Franchisee Profit and Loss Information: Where Is It?
Every franchise agreement provides that the franchisor will have the right to review financial and other information of the franchisee, as part of its policing rights in the context of being the franchisor and as part of its control prerogatives as the owner of the name and other Intellectual Property which might be deemed abandoned if control were not exercised. Similarly, every franchise agreement calls for the submission of annual federal tax returns to the franchisor within a stated time following the close of the franchisee’s year. It cannot be disputed, therefore, that system financial performance information is not difficult to obtain.
Every franchise agreement also provides to the franchisor the right to prescribe formats and systems for information reporting and tracking, including the imposition of uniform accounting methods. This enables direct measurement and comparison of franchisee financial performance.
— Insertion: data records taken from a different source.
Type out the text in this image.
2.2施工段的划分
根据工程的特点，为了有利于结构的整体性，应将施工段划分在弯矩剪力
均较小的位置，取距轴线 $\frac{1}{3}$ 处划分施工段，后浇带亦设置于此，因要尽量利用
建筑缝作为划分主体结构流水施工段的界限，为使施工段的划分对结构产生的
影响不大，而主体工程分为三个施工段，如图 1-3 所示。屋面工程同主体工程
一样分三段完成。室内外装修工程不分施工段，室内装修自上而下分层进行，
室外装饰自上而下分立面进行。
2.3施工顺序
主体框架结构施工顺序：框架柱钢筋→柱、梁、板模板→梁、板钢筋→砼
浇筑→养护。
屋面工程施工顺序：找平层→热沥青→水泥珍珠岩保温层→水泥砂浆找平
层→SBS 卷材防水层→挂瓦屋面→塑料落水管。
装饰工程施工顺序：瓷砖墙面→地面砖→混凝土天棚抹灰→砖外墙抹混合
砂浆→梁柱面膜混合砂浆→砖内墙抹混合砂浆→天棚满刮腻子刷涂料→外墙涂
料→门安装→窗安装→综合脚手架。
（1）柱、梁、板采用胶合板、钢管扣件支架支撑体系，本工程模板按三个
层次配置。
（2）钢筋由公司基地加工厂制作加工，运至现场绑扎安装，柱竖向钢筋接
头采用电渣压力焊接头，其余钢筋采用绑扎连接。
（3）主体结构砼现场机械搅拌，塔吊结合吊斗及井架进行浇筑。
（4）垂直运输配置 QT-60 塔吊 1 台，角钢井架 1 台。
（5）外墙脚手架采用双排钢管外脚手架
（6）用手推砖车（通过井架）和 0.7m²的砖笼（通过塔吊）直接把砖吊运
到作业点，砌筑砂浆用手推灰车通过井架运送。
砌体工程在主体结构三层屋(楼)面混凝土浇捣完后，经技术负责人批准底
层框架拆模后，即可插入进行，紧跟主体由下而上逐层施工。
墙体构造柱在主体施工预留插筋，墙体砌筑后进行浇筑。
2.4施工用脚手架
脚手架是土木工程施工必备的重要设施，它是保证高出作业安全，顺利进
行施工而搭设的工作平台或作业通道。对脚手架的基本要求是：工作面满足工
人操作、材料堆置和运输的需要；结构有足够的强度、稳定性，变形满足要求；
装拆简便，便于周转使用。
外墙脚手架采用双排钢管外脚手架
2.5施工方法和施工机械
Those items in any financial statement that can be treated differently according to the franchisee’s tax and financial planning agenda can all come after the accounting for all direct expenses of operations. In this system, all direct expenses are dealt with as direct deductible expenses, and all GS&A is defined to exclude items that are “personal” – like cars, planes and boats. Owner’s compensation, regardless of the form it takes (salary, fees, profit distribution) is treated as part of “profit”.
The objective is to calculate what it costs to be a franchisee of this system and the resulting profits, if any, that are available to the franchisees year by year. The population can be broken down in the statistical analysis of system performance to reflect such things as seasonality, regionality and length of time in business. Each franchise unit is treated as a separate business. Multi unit operators divide corporate level GS&A amongst their stores according to unit volume.
There may be some other tune up issues in this, but what I am describing would permit profitability comparisons – which is why no one wants to do it.
The most profitable chain would sell more franchises easily, and the bozos would instantly be revealed for what they are. Implementation of this system would make Item 19 very useful. It would also make profit and loss misrepresentation by salespeople nigh impossible.( I know there will always be some Bozos who will still not figure it out). It would work to the detriment of any new franchise, but the new franchises are far more risky and where the biggest incidence of fraud is to be found. It would make it extremely difficult to sell a new franchise on sales pitch profitability claims (again, except to Bozos).
This obviously valuable to franchise investors procedure requirement will become law when pigs fly. It might be otherwise if franchisees were militant instead of simply chatty.